I woke this morning with what I felt like was a big secret. It was May 14th, 2015. I felt as if most wouldn't even know what this day was, like it would come and go without notice. I felt like I was the only one who could look at the calendar and see/feel the date pulsating back at me to remind me of this day, this moment in time.
November 14, 2014 12:41 am.
It is so hard to move forward and still we have too. You'd be completely surprised by all the distractions we've had to keep us moving on, to prevent us from dwelling in the past,
totally surprised.
(first pictures of Lainey)
It's been 6 months since I've held Lainey, 6 months since I've nestled her up against my cheek and kissed her forehead. I miss her.
I had to go to Wal-Mart in the afternoon and headed straight towards me in the produce section was a grocery cart holding an infant car seat. I held my breath a bit as it went by, but the curiosity got the best of me. I had to turn around and see what was inside. There she was a dark haired little baby girl. Had I been brave enough to ask I would not have been surprised to find she was around 6 months old. It was the first time I placed Lainey in this world as baby who had aged. She might have been that big, she might have still had her dark hair, she definitely wouldn't have her ears pierced and I am certain her eyes would still be blue.

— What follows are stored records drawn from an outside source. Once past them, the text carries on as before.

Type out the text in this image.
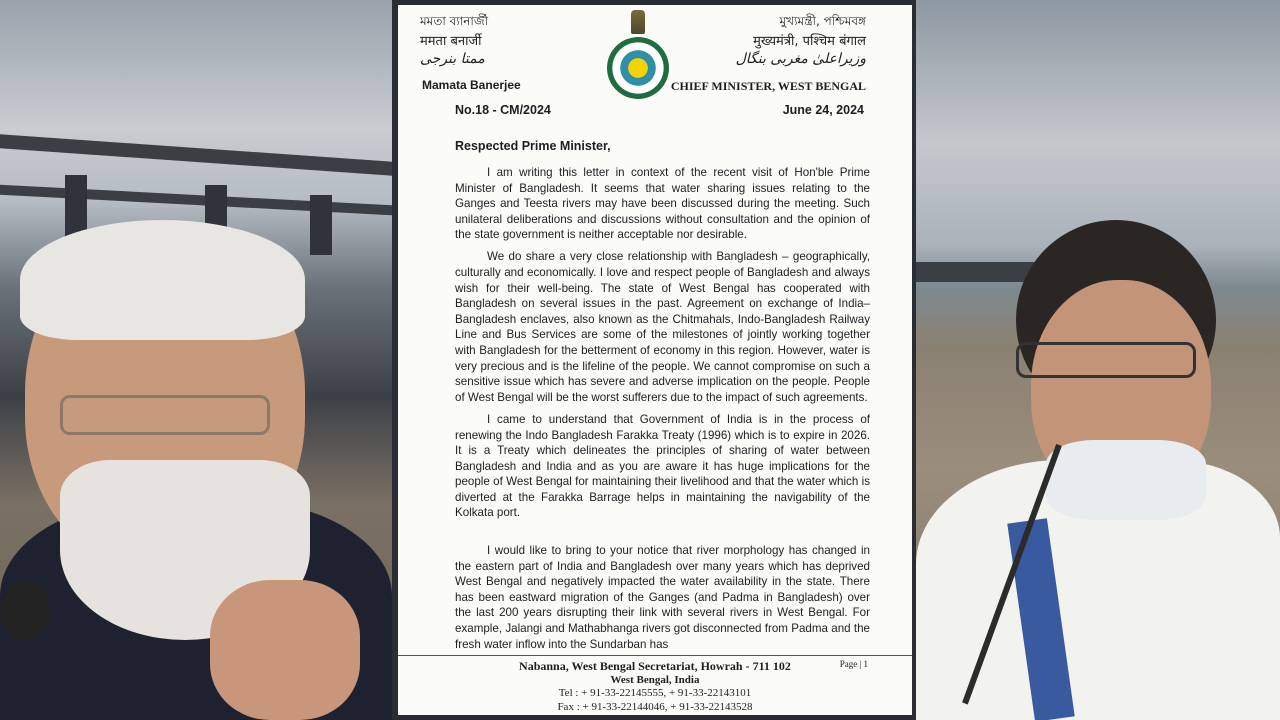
মমতা ব্যানার্জী
ममता बनार्जी
ممتا بنرجی
Mamata Banerjee
মুখ্যমন্ত্রী, পশ্চিমবঙ্গ
मुख्यमंत्री, पश्चिम बंगाल
وزیراعلیٰ مغربی بنگال
CHIEF MINISTER, WEST BENGAL
No.18 - CM/2024	June 24, 2024
Respected Prime Minister,

I am writing this letter in context of the recent visit of Hon'ble Prime Minister of Bangladesh. It seems that water sharing issues relating to the Ganges and Teesta rivers may have been discussed during the meeting. Such unilateral deliberations and discussions without consultation and the opinion of the state government is neither acceptable nor desirable.

We do share a very close relationship with Bangladesh – geographically, culturally and economically. I love and respect people of Bangladesh and always wish for their well-being. The state of West Bengal has cooperated with Bangladesh on several issues in the past. Agreement on exchange of India–Bangladesh enclaves, also known as the Chitmahals, Indo-Bangladesh Railway Line and Bus Services are some of the milestones of jointly working together with Bangladesh for the betterment of economy in this region. However, water is very precious and is the lifeline of the people. We cannot compromise on such a sensitive issue which has severe and adverse implication on the people. People of West Bengal will be the worst sufferers due to the impact of such agreements.

I came to understand that Government of India is in the process of renewing the Indo Bangladesh Farakka Treaty (1996) which is to expire in 2026. It is a Treaty which delineates the principles of sharing of water between Bangladesh and India and as you are aware it has huge implications for the people of West Bengal for maintaining their livelihood and that the water which is diverted at the Farakka Barrage helps in maintaining the navigability of the Kolkata port.

I would like to bring to your notice that river morphology has changed in the eastern part of India and Bangladesh over many years which has deprived West Bengal and negatively impacted the water availability in the state. There has been eastward migration of the Ganges (and Padma in Bangladesh) over the last 200 years disrupting their link with several rivers in West Bengal. For example, Jalangi and Mathabhanga rivers got disconnected from Padma and the fresh water inflow into the Sundarban has

Nabanna, West Bengal Secretariat, Howrah - 711 102
West Bengal, India
Tel : + 91-33-22145555, + 91-33-22143101
Fax : + 91-33-22144046, + 91-33-22143528
Page | 1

Blue like mine and Kodi, She would likely have dimples like Kodi and Kaylie. Both Lindsay and Kaylie have a little dimple in their chins, Lainey had that as well. Her hair would be dark like her daddy and she'd still have Lexie's profile. She would be apart of each of us and yet her own little person.
6 months have come an gone, my girl still so far away, I miss her moving in my tummy, I miss the thought of her arrival, I miss holding he in my arms. I can't wait to be with her again, but I will.